Que l’idée d’Europe puisse ainsi se trouver accolée au mot « collabos », c’est une conjonction dont la double propriété de nous sembler parfaitement aberrante et d’être pourtant avérée par l’histoire doit donner à penser. Pour mettre en question non pas tant l’idée elle-même que les aveuglements où peuvent conduire certaines manières de la poursuivre.
Épisode généralement passé sous silence par l’histoire sainte européenne, il se trouve donc que bon nombre d’intellectuels européistes des années 1930, ralliés à la cause dans le sillage du projet de fédération européenne d’Aristide Briand, ont cru voir dans l’invasion nazie une sorte d’occasion historique, sans doute fâcheuse à quelques égards, de faire, malgré tout, table rase du paysage des États-nations, préalable à la reconstruction de l’Europe comme un nouvel ensemble politique unifié. En conséquence de quoi ces intellectuels n’ont pas seulement accueilli l’embrasement du continent et l’occupation allemande avec un intérêt manifeste, voire un enthousiasme bruyant, mais pour certains d’entre eux ont rejoint le « mouvement » et se sont engagés activement dans la collaboration — puisque c’est là que l’histoire accoucheuse d’une « Europe nouvelle » tant désirée était en train de se dérouler.

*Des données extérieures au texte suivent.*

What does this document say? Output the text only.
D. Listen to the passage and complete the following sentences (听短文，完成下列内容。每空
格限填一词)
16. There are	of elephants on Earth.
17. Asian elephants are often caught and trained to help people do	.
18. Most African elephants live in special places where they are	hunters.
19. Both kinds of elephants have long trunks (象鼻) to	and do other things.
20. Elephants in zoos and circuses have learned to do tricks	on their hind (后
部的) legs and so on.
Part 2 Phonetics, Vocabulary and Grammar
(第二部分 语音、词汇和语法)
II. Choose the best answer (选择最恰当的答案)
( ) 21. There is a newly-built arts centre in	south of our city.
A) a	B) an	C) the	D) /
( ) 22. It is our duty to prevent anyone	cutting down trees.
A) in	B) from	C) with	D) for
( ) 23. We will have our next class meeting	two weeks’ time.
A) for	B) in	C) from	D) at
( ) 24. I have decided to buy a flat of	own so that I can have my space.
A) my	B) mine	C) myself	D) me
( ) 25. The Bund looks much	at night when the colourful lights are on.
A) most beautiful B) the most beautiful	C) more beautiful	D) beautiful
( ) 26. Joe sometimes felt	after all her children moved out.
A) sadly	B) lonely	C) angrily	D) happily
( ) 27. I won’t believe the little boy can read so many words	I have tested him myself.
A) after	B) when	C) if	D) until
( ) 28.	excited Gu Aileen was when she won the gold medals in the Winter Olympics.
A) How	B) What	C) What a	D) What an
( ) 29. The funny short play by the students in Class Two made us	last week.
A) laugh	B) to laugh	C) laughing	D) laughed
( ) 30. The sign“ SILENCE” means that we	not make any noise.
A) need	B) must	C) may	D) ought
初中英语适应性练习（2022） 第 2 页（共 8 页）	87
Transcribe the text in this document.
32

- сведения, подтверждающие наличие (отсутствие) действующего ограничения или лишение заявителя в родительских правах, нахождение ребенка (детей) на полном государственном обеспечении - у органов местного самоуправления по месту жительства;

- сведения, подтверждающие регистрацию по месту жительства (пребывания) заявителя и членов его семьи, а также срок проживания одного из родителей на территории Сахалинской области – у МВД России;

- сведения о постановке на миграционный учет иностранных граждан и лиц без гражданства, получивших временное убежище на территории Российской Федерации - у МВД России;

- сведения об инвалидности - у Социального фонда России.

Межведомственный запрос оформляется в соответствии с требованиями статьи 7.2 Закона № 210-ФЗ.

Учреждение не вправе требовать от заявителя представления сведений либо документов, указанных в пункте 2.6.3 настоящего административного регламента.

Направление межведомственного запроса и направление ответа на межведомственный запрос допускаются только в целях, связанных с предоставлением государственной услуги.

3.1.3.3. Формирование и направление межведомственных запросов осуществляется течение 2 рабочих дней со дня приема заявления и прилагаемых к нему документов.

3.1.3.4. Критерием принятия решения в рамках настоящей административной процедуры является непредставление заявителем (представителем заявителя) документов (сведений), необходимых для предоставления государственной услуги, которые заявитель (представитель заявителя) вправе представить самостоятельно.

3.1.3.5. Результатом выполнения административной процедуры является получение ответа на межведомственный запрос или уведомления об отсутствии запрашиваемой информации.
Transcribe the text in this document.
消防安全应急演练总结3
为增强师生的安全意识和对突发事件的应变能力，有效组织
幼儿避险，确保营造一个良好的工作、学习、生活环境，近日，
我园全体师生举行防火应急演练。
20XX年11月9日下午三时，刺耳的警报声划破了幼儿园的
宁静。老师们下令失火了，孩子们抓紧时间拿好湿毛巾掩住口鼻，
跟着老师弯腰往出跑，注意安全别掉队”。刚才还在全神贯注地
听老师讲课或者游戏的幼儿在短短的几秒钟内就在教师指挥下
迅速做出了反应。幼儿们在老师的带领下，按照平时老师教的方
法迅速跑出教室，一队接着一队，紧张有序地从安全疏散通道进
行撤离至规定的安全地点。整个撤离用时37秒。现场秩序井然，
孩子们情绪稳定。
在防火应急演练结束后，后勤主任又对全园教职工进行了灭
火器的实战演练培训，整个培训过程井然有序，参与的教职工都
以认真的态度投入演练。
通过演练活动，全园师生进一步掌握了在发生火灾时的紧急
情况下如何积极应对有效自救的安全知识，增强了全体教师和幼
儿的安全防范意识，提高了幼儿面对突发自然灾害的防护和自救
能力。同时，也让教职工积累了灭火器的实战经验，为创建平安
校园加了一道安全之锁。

On ne peut pourtant pas faire dire à l’ouvrage de Bruneteau ce qu’il ne veut pas dire, sinon en faisant offense à son travail d’historien — l’ouvrage compte presque cinq cents pages d’une documentation extraordinairement fouillée —, tel qu’il le retient de tomber dans les extrapolations interprétatives les plus grossières. Si d’abord tous les intellectuels européistes n’ont pas cédé à l’« événement », nombre de ceux qui lui ont été favorables n’étaient nullement des fascistes en acte ou même en puissance — le groupe qu’ils composent est d’ailleurs d’une grande diversité interne dont Bruneteau donne une cartographie très précise. Pas davantage la période ne livre-t-elle une invariante essence de la pensée européiste, telle que l’européisme d’aujourd’hui se lirait simplement à partir de celui d’hier, voire porterait la marque indélébile de ce premier rendez-vous avec l’histoire. Et cependant le travail de Bruneteau est parfaitement agencé pour laisser jouer à bas bruit une impressionnante série d’échos, sans que lui-même d’ailleurs se hasarde à les faire parler à voix haute, laissant au lecteur le soin de les élaborer pour son compte.
L’histoire commence donc à la fin des années 1920. Non pas que des utopies européennes n’aient pas vu le jour auparavant, mais parce qu’entre le Pan-Europa de Richard Coudenhove-Kalergi (1923) et le Mémorandum sur l’organisation d’un régime d’union fédérale européenne (1929) présenté par Aristide Briand à la Société des nations (SDN) c’est bien le moment où se forme quelque chose comme un courant politique européiste répertorié, porté par une génération d’intellectuels socialisés dans l’idée européenne. On s’en figure sans peine les mobiles au lendemain de la première guerre mondiale… C’est pourtant le destin malheureux du mémorandum Briand qui va lui donner une impulsion décisive. Si la SDN n’est pas capable de faire droit à l’idée européenne, alors, la voie internationale s’étant avérée défaillante, l’enjeu même de la paix sur le continent demande de passer à la voie supranationale.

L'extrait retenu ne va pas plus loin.